The New Patriotic Party’s (NPP) former general secretary, Kwabena Agyei Agyapong, feels a reassessment of the current educational system is necessary.
In order to ensure successful teaching and learning in schools, he claimed that the old concept (O level, A level, and boarding) must be reinstated.
He explained this by pointing out that students were more disciplined under the previous system than under the present one.
Ing. Kwabena Agyapong, a presidential contender for the NPP, promised that steps will be taken to bring back the previous system if elected to lead the party in 2024 in an interview with Roselyn Felli on Prime Morning.
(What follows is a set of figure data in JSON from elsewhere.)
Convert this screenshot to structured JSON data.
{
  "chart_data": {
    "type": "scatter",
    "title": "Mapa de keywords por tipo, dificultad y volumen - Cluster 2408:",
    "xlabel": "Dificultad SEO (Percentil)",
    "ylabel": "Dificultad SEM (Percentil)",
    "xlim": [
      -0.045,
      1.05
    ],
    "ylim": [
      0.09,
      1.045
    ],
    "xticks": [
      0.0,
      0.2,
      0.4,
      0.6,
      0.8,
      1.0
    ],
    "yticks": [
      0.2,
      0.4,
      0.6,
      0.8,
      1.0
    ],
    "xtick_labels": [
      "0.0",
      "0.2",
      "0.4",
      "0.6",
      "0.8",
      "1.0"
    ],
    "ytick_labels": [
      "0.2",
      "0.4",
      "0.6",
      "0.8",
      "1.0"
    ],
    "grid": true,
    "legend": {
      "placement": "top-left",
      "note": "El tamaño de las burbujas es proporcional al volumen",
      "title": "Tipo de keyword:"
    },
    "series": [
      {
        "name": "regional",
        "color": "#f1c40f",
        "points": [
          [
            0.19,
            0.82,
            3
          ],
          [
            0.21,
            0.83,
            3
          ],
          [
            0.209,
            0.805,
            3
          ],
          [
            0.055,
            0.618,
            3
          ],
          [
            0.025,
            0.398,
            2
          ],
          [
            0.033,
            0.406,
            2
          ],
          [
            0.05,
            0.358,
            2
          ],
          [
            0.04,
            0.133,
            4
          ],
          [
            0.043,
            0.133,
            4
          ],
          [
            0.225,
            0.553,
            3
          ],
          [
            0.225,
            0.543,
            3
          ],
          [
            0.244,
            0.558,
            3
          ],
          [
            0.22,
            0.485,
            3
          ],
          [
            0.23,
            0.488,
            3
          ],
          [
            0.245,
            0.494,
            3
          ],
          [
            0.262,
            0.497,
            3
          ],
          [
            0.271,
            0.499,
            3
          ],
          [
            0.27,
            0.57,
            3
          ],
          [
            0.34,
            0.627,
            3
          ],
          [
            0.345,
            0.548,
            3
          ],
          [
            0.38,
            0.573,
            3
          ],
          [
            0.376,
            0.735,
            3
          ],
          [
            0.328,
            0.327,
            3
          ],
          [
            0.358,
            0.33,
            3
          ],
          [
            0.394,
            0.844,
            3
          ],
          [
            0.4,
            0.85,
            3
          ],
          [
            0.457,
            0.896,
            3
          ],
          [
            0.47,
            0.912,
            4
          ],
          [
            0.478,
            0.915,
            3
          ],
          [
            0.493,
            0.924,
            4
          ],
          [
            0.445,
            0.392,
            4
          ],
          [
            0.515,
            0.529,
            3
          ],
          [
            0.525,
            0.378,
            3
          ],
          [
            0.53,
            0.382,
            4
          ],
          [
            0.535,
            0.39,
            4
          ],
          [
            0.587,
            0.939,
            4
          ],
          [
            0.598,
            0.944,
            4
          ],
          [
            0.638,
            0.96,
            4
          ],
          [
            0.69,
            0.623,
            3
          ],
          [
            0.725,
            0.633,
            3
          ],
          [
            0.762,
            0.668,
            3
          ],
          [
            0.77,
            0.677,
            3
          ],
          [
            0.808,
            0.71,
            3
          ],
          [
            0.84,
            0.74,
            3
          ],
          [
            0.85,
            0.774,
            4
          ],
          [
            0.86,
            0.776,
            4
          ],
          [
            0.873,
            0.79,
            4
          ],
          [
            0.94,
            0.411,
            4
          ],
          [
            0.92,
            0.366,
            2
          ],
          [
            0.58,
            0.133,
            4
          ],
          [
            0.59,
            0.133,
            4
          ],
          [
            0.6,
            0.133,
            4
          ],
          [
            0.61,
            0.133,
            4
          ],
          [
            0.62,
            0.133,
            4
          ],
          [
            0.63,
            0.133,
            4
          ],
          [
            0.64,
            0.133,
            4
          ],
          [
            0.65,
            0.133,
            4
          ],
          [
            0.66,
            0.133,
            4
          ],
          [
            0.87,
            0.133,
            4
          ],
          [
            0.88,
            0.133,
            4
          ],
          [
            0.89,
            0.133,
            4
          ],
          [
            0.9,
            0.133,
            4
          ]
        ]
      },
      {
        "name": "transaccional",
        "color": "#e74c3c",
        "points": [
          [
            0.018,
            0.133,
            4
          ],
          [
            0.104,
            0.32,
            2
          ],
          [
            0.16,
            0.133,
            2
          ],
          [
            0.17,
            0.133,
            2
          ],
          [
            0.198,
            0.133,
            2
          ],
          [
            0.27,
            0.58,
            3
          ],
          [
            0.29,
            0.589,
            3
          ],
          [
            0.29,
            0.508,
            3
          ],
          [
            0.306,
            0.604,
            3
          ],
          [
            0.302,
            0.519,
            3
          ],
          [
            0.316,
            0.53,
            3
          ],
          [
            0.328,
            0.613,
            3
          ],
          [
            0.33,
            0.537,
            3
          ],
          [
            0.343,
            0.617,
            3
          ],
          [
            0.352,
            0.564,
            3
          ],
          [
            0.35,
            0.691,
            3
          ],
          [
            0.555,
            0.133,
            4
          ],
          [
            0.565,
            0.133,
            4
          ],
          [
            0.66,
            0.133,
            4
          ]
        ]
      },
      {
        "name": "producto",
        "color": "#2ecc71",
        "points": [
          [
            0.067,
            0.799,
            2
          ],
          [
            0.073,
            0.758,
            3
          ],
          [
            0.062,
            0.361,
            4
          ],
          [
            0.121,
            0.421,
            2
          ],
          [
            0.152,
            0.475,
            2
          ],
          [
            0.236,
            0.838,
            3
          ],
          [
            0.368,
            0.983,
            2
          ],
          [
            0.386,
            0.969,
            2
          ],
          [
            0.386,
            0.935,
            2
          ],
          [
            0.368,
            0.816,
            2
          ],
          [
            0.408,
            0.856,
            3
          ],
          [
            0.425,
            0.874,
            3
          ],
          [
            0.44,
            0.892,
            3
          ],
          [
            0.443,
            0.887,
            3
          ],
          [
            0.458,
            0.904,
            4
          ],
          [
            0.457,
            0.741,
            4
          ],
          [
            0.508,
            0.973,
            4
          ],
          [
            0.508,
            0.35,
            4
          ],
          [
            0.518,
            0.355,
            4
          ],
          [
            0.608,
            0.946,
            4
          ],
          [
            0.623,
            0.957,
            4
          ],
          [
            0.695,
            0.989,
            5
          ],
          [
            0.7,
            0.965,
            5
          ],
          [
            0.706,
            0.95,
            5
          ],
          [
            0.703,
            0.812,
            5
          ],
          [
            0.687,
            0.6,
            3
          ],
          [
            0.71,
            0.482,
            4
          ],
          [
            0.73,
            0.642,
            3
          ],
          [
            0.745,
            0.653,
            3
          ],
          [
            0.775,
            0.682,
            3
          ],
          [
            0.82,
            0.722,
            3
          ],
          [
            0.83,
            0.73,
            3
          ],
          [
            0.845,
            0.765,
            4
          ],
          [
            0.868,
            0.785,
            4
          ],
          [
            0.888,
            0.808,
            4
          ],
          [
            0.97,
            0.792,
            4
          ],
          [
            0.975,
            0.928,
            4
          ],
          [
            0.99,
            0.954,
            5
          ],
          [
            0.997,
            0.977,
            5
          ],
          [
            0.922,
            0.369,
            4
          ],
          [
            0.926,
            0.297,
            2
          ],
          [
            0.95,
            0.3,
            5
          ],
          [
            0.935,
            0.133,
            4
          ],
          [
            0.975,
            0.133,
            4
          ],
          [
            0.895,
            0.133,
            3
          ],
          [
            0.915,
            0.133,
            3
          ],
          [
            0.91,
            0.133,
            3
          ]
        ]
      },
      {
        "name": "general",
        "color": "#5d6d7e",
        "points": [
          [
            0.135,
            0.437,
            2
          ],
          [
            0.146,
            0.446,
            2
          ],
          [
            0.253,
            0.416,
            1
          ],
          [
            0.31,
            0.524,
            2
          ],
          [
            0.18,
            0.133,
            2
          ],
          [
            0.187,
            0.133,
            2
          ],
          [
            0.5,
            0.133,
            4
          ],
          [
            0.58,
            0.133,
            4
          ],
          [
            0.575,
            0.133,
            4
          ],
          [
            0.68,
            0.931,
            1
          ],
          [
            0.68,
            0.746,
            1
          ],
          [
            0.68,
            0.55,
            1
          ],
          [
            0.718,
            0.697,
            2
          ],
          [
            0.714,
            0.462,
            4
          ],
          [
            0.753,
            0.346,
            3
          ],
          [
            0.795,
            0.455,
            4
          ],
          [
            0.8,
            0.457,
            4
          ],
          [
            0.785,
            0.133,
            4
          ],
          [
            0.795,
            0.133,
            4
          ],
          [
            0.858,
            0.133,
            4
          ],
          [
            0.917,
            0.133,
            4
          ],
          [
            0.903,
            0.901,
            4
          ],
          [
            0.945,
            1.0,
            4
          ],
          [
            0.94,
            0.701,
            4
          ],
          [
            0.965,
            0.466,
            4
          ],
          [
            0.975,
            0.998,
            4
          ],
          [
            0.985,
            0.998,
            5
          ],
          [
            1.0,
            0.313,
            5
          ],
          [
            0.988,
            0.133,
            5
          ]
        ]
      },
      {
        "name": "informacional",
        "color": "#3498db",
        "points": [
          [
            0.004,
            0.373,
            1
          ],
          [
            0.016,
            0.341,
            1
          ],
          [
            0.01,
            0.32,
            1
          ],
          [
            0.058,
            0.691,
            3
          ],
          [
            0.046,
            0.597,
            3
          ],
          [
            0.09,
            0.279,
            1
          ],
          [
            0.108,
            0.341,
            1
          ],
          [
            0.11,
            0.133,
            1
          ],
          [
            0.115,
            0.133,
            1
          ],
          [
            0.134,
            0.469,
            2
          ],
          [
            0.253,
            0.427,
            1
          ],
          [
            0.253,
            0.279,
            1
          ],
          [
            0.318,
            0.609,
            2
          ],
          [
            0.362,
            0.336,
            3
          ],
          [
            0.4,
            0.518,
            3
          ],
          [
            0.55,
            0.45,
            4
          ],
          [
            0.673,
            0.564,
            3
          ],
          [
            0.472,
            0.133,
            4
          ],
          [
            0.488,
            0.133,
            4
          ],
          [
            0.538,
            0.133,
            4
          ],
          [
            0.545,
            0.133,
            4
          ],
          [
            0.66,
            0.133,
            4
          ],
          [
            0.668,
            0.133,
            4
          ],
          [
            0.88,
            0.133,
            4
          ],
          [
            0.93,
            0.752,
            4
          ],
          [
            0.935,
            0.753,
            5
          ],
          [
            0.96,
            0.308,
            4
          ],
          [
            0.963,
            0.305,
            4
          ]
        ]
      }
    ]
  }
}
“We have been fated to be in the borders of Ghana. Where exactly we come from does not matter, and that’s why I still believe we should go back to the boarding school concept, the O levels, and the A levels. Something that eventually, if I’m fortunate to be elected president, I’ll sit with stakeholders and go back to it,” He opined

He believes that the current educational system is to blame for the indiscipline among the youth.
He said, “I left home at 12 years old to go to Cape Coast, Mfantsipim School. You go and meet people who are 18. The discipline, the hierarchy, and the things that they teach you. So I’m talking about how the educational system used to forge discipline in our schools. I’ll do my best to bring it back”.
He said that Ghana’s adoption of the existing educational system was mandated by the international society.
He thinks that the idea of boarding schools helps kids learn to incorporate other people’s cultures into their own. This, he claimed, aids in honoring the nation’s diversity.
The former general secretary, however, claimed that Ghana will never benefit from the improvements made to the educational system by the west and blamed the ex-President Jerry John Rawlings’ administration for it.
He complained that the government still relied on assistance from the International Monetary Fund (IMF).
Mr. Agyapong expressed his dissatisfaction and remarked, “Today we’ve been talking about the IMF; I don’t think they’ve ever helped this country and will ever do. It’s sad that today, we have to go to the IMF for a program. Are we saying on our own we cannot discipline ourselves”?